He snuck into some random hotel's continental breakfast at 3 AM and then passed out on a bench in the lobby. When the cops found him they made him empty out his pockets. No phone, no ID just muffins.
Fat spanish girl grinding against air conditioner. ive seen everything now
There is a different car in my driveway. Have no clue how I got home.
At the airport and im So hungover. Think anyone will help if I put a note on me reading "flying to Boston, please wake me as we board" and then passing back out?
He stopped in the middle of us having sex and asked "is today Monday?" then went even faster
And on the subject of embracing my inner whore, I had two different dicks in my mouth yesterday. Friend, it's official. I'm completely outta control.
I renamed his cat Jeff last night. Well I spray painted it on him.
Currently playing beer pong versus the girl i lost my virginity to.....and her mom
He said that he doesn't like skittles. This relationship is over an it hasn't even started yet.
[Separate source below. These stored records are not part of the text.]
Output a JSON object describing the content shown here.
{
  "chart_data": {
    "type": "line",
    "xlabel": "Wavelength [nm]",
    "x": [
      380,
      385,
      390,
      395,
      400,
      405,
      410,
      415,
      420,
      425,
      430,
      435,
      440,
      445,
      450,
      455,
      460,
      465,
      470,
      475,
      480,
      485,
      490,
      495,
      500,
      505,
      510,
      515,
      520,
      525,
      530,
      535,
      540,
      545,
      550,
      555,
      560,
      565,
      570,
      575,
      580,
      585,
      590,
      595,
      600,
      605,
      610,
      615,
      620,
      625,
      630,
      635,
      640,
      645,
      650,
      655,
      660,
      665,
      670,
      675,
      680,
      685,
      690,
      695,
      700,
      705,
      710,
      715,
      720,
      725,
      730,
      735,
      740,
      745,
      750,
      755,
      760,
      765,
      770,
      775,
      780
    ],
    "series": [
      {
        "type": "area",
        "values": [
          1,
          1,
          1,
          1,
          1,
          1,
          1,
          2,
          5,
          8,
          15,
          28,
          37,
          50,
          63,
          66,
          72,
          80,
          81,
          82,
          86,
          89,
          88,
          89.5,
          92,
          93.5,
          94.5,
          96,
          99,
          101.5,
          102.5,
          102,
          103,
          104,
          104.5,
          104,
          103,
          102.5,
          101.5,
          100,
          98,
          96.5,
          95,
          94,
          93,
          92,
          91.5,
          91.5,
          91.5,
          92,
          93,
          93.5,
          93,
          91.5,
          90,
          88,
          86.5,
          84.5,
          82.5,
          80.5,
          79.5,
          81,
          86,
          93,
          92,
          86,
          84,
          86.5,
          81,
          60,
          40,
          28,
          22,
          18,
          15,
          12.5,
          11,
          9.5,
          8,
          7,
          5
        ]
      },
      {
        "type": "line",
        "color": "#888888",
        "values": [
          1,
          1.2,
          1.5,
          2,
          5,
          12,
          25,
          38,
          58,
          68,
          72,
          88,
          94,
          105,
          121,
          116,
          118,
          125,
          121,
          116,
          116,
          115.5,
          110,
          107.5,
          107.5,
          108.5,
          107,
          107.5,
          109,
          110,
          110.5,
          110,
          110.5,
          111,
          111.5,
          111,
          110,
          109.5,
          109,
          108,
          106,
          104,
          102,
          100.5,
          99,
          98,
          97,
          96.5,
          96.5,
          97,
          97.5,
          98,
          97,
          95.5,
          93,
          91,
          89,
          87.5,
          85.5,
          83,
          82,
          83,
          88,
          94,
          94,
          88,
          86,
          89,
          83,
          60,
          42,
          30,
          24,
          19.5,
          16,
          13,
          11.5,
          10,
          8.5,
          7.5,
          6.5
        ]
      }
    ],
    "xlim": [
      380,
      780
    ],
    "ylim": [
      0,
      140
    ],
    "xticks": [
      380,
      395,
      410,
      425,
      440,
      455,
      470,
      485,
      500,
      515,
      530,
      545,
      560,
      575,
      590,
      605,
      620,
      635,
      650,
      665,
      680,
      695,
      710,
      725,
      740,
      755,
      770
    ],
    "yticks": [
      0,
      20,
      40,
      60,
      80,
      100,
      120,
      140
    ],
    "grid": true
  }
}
Both of us came out of our rooms at the same time in boxers and sat on the couch. No words were spoken.
I am one with the molecules
I know EXACTLY where things went wrong with her...I didn't use Cheetos as a wooing tool.
Hey I’m obsessed with Charlie Heaton from stranger things...not because he got caught at the border with coke...okay that’s a lot of it
So I'm trying to figure out how to talk my boss into allowing pajama day once a week. Any ideas?
I get sad thinking about all the sex I’m missing out on because of the virus
I instituted “quarantine and chill” months ago. It’s not like penises go soft just because they’re working at home.